Concrete jungle is the label it’s given – yet returning home this label had a whole different meaning. As mum and I flew into the airport I expected the windows to turn yellow from the factory emissions, cars and over-production of everything. ‘Made in China’ was the phrase that came to mind, mass production, mass population, endless food, bright lights and shopping. That was what China was in my mind, though Hong Kong tries to disassociate itself from China. Striving for their rightful independence, the people of Hong Kong still share the same language, cultures, traditions, religion and food as their giant neighbour. Though Hong Kong surprised me greatly, greeted by a wave of intense humidity we made our way by MTR, their efficient method of public transport thats system is extremely similar to the English underground – the first sign of British influence I happened to notice.

Arriving at our friends apartment that from the onset appeared quite run down and uncared for compared to their previous two story open air house accompanied by a beautiful pool and garden in Kuala Lumpur. Once inside however it opened up into a rather sweet and tasteful apartment, we soon learnt that the price of everything in Hong Kong, including rent, was ridiculously expensive. The salaries therefore were just as high allowing for the fabulous lifestyles that so many lived there. A $2 million bonus being fairly common amongst bankers and businessmen. Money’s such an interesting concept to me – it does open many doors but it’s a dangerous and never ending path that feeds consumerism and greed – a characteristic that Buddhism frowns upon, ironic almost as it’s the country’s main religion.


Duck and baby greens
We became absorbed in the energy of Hong Kong almost immediately, the rush and bustle of the place took us in with open arms; first greeted by an old friend and with her, a breath of a great comfort Mary J, we relaxed into the new exoticism.

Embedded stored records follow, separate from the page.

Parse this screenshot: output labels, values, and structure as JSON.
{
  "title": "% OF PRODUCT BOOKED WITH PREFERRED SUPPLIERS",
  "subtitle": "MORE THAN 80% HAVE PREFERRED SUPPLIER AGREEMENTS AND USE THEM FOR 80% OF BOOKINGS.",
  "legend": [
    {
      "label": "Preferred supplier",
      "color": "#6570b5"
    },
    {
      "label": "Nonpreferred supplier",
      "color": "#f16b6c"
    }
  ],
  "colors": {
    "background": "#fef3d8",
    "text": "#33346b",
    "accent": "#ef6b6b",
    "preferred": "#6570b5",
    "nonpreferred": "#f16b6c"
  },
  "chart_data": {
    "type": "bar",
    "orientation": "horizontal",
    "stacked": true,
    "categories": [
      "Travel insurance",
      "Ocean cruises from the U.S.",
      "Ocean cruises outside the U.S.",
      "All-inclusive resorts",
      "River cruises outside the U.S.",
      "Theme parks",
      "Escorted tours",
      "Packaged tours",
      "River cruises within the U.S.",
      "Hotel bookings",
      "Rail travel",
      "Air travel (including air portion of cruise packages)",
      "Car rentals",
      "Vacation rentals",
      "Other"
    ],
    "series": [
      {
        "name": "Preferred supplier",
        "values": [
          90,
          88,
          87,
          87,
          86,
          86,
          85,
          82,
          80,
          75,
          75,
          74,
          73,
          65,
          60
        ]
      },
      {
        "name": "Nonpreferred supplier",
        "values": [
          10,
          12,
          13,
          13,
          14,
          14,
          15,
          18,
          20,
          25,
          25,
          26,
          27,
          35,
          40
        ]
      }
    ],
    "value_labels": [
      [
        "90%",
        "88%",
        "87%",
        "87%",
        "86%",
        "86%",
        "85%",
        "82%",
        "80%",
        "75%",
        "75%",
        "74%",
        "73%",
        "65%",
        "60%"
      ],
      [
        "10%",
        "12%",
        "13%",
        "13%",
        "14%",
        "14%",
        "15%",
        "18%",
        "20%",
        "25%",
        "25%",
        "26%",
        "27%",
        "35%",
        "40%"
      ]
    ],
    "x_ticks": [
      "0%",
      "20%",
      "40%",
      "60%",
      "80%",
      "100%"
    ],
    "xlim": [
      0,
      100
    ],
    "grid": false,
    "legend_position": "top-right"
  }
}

The place had a very sentimental value – having grown up internationally the question ‘where are you from’ had always posed interesting to answer; my Chinese heritage was always something that I’ve felt proud of hence sharing that my Grandma’s from Hong Kong was always told with my head held high. This was a chance to connect to the words that I’d repeated countless times. Relatives whom we’d never met were on the phone within hours of arriving. We were taken to one of the most famous restaurants in Hong Kong for dinner, walking into a dining room full of smartly dressed families, couples and businessmen, we felt rather out of place having not changed out of our travel clothes – the beautiful smell of Chinese cuisine quickly banished any sense of embarrassment, though we weren’t particularly hungry, sweet Charsil (bbq pork with a sweet sauce), fresh baby greens and the notorious dish of roasted duck with plum sauce was cleared within 20 minutes.

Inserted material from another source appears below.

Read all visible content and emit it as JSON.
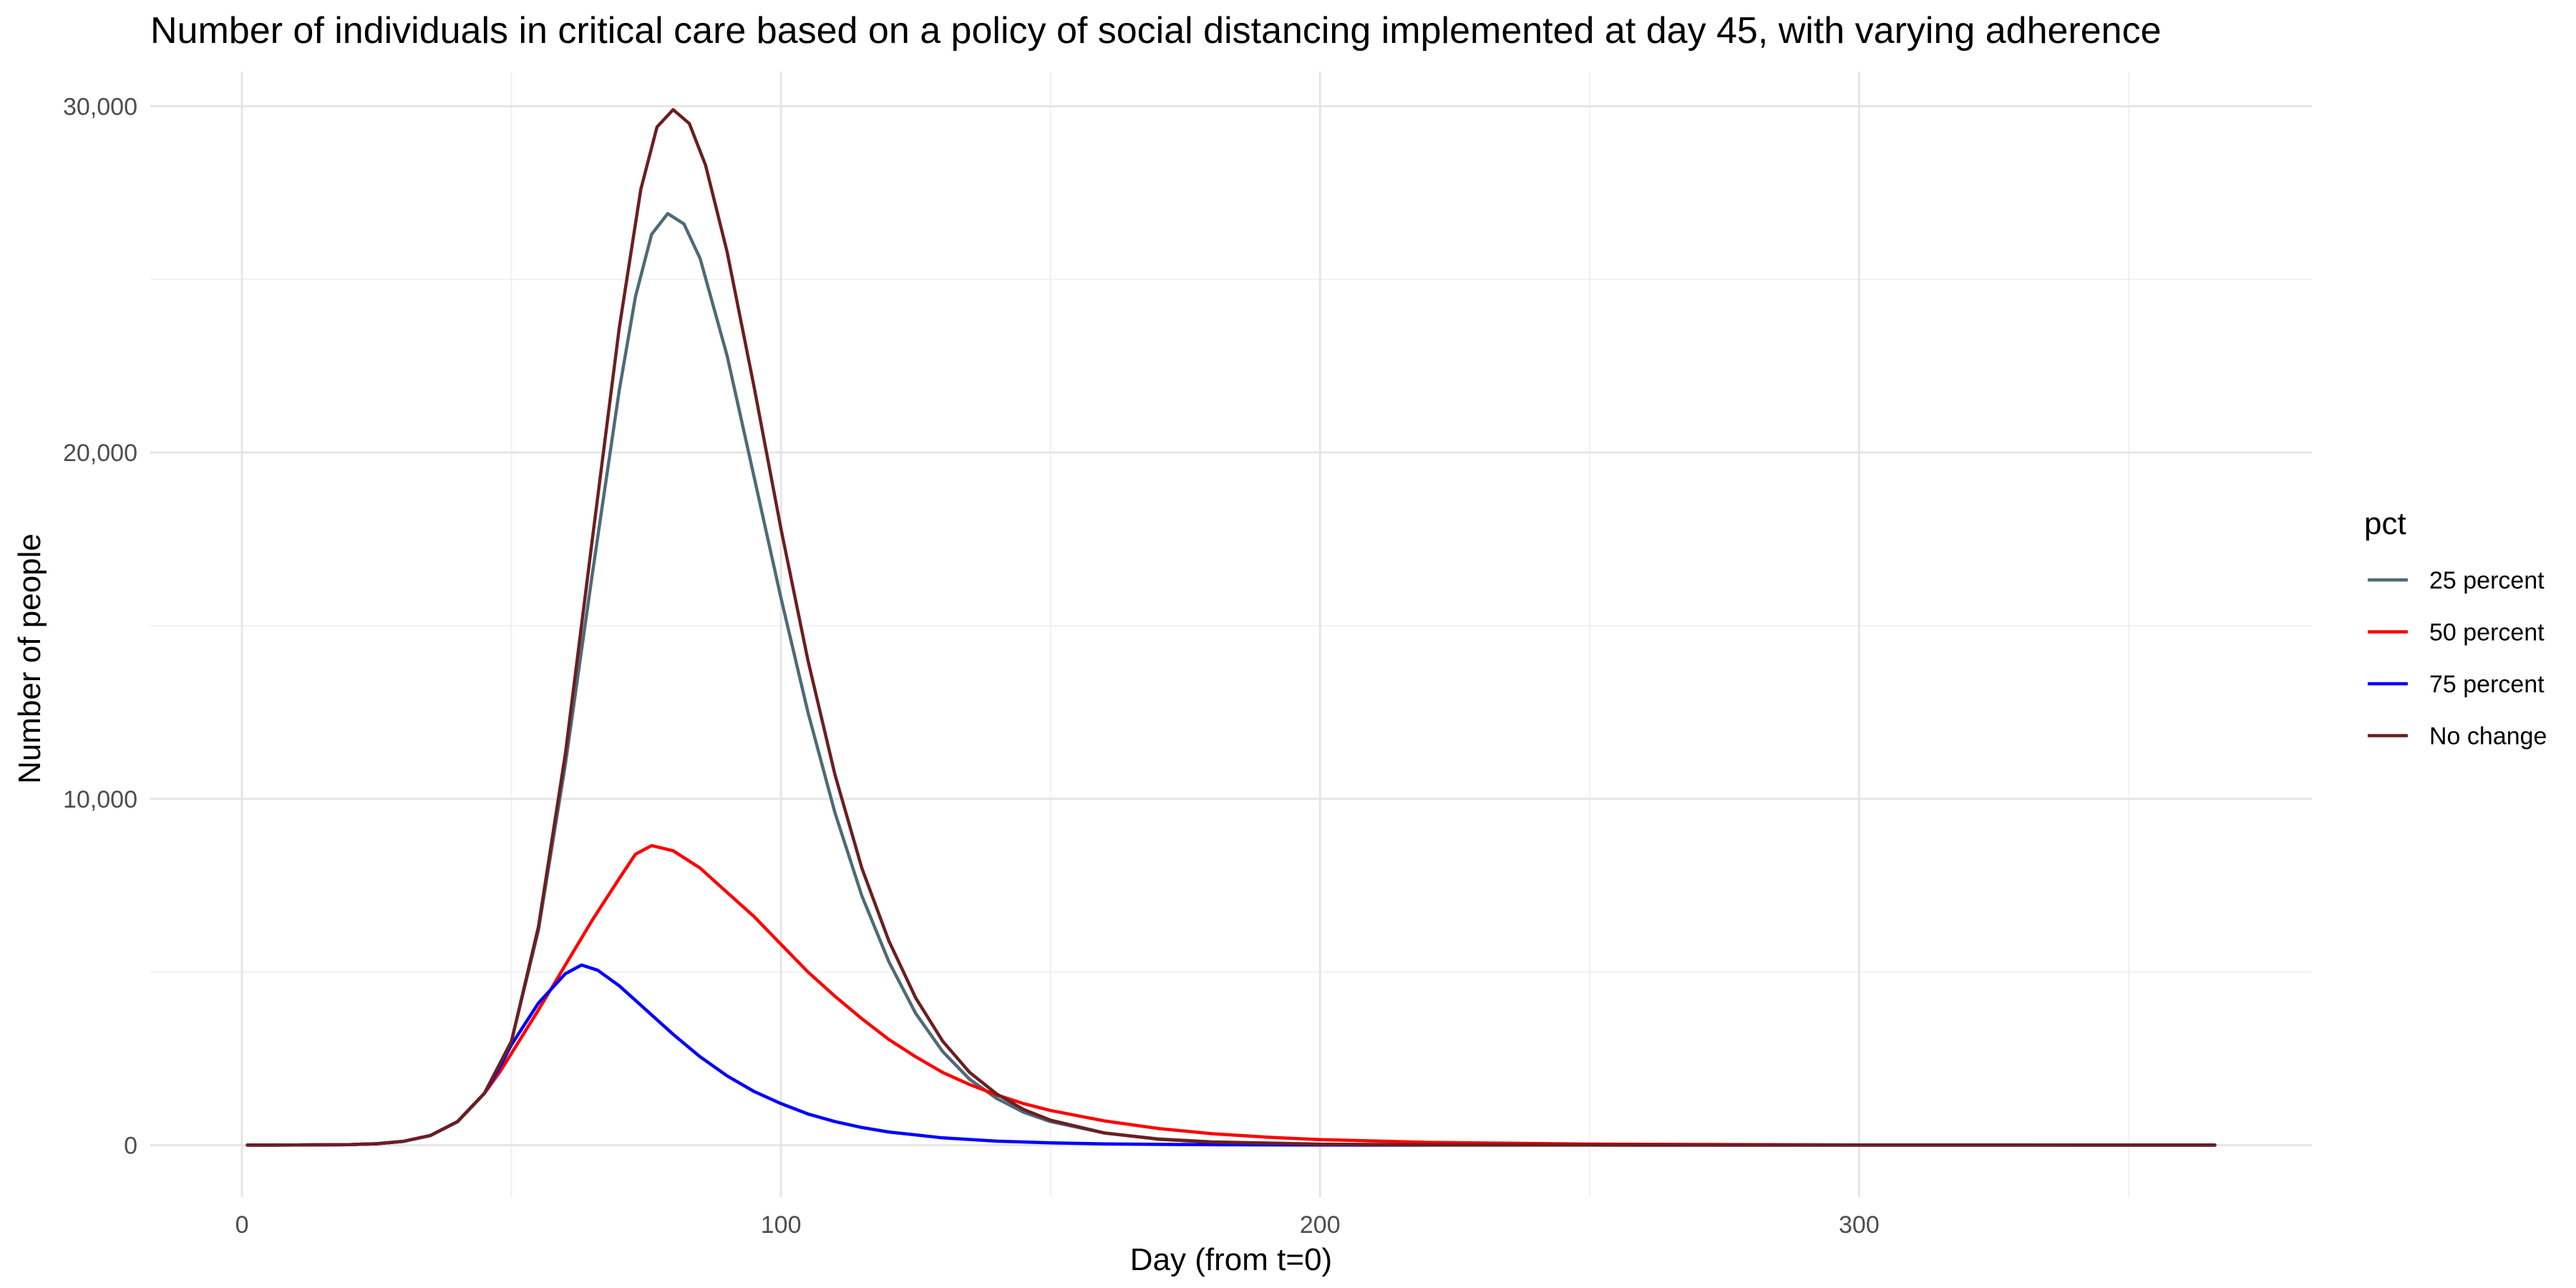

Bowls of black sesame, sago soup and other yummies
The movement continued and our Chinese relatives had arrived to take us to try local desserts 40 minutes away from the centre of town and into what’s known as the ‘ghetto of HK’ – that didn’t really bother me at all, it added an heir of reality, of course if the Triads had shown up the feelings would’ve been slightly different. We sat around and the conversation flowed from our varied Buddhist beliefs to life in Kuala Lumpur and of course food. One aspect I love about Chinese culture is the unified manner of eating, sharing bowls of sweet black sesame soup with glutinous rice dumplings, warm almond soup and fresh mango with cold sago. Every person has their individual bowl but the food’s communal so every food gets its fair share of praise instead of being claimed by one person as is done in the West.

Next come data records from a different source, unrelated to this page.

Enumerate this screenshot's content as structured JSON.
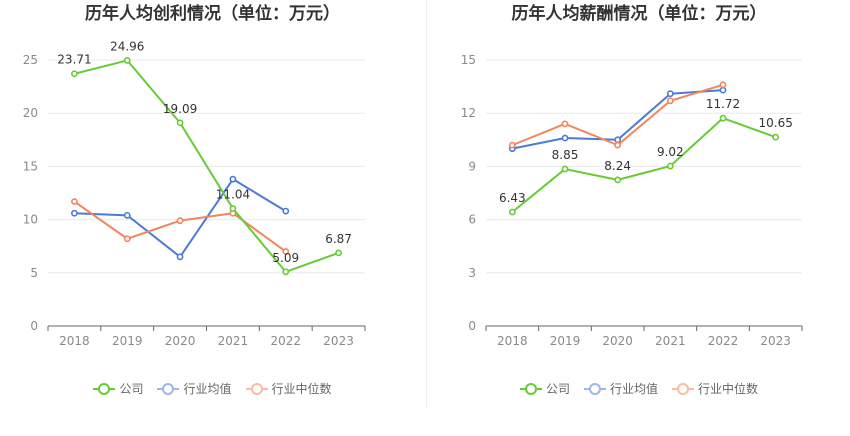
{
  "colors": {
    "company": "#66cc33",
    "industry_avg": "#4a7bd8",
    "industry_median": "#f4845f",
    "axis": "#666666",
    "grid": "#e8e8f0",
    "label": "#333333"
  },
  "chart_data": [
    {
      "type": "line",
      "title": "历年人均创利情况（单位：万元）",
      "categories": [
        "2018",
        "2019",
        "2020",
        "2021",
        "2022",
        "2023"
      ],
      "ylim": [
        0,
        25
      ],
      "yticks": [
        "0",
        "5",
        "10",
        "15",
        "20",
        "25"
      ],
      "series": [
        {
          "name": "公司",
          "values": [
            23.71,
            24.96,
            19.09,
            11.04,
            5.09,
            6.87
          ],
          "labels": [
            "23.71",
            "24.96",
            "19.09",
            "11.04",
            "5.09",
            "6.87"
          ]
        },
        {
          "name": "行业均值",
          "values": [
            10.6,
            10.4,
            6.5,
            13.8,
            10.8,
            null
          ]
        },
        {
          "name": "行业中位数",
          "values": [
            11.7,
            8.2,
            9.9,
            10.6,
            7.0,
            null
          ]
        }
      ],
      "grid": true,
      "legend_position": "bottom"
    },
    {
      "type": "line",
      "title": "历年人均薪酬情况（单位：万元）",
      "categories": [
        "2018",
        "2019",
        "2020",
        "2021",
        "2022",
        "2023"
      ],
      "ylim": [
        0,
        15
      ],
      "yticks": [
        "0",
        "3",
        "6",
        "9",
        "12",
        "15"
      ],
      "series": [
        {
          "name": "公司",
          "values": [
            6.43,
            8.85,
            8.24,
            9.02,
            11.72,
            10.65
          ],
          "labels": [
            "6.43",
            "8.85",
            "8.24",
            "9.02",
            "11.72",
            "10.65"
          ]
        },
        {
          "name": "行业均值",
          "values": [
            10.0,
            10.6,
            10.5,
            13.1,
            13.3,
            null
          ]
        },
        {
          "name": "行业中位数",
          "values": [
            10.2,
            11.4,
            10.2,
            12.7,
            13.6,
            null
          ]
        }
      ],
      "grid": true,
      "legend_position": "bottom"
    }
  ]
}
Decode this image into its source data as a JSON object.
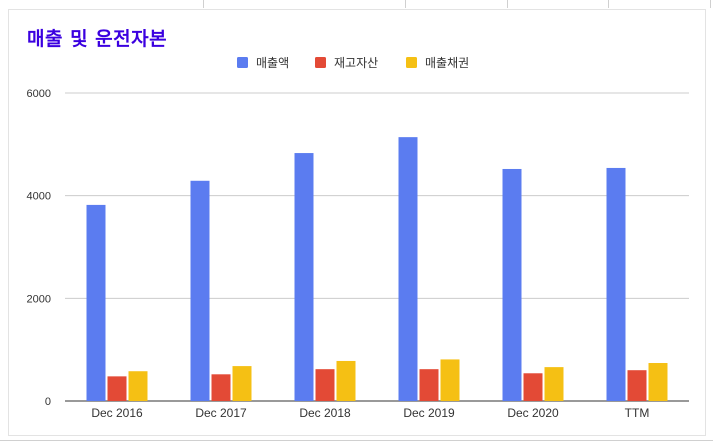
{
  "chart_data": {
    "type": "bar",
    "title": "매출 및 운전자본",
    "xlabel": "",
    "ylabel": "",
    "categories": [
      "Dec 2016",
      "Dec 2017",
      "Dec 2018",
      "Dec 2019",
      "Dec 2020",
      "TTM"
    ],
    "series": [
      {
        "name": "매출액",
        "color": "#5b7cf0",
        "values": [
          3820,
          4290,
          4830,
          5140,
          4520,
          4540
        ]
      },
      {
        "name": "재고자산",
        "color": "#e34a36",
        "values": [
          480,
          520,
          620,
          620,
          540,
          600
        ]
      },
      {
        "name": "매출채권",
        "color": "#f5c014",
        "values": [
          580,
          680,
          780,
          810,
          660,
          740
        ]
      }
    ],
    "ylim": [
      0,
      6000
    ],
    "yticks": [
      0,
      2000,
      4000,
      6000
    ],
    "grid": true,
    "legend": "top"
  }
}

Fresh mango wrapped in glutinous rice and coconut
We drove home through the long steel underground tunnel over which the dark sea lay; I couldn’t help thinking that drilling the smallest hole in the tunnel would cause the pressure of the water to collapse everything, all the hundreds of cars around us being crushed in an instant – the bar on my respectometer for engineers rose a level. My eyes began drooping as the day took its toll on me and when our heads hit the pillow sleep took over.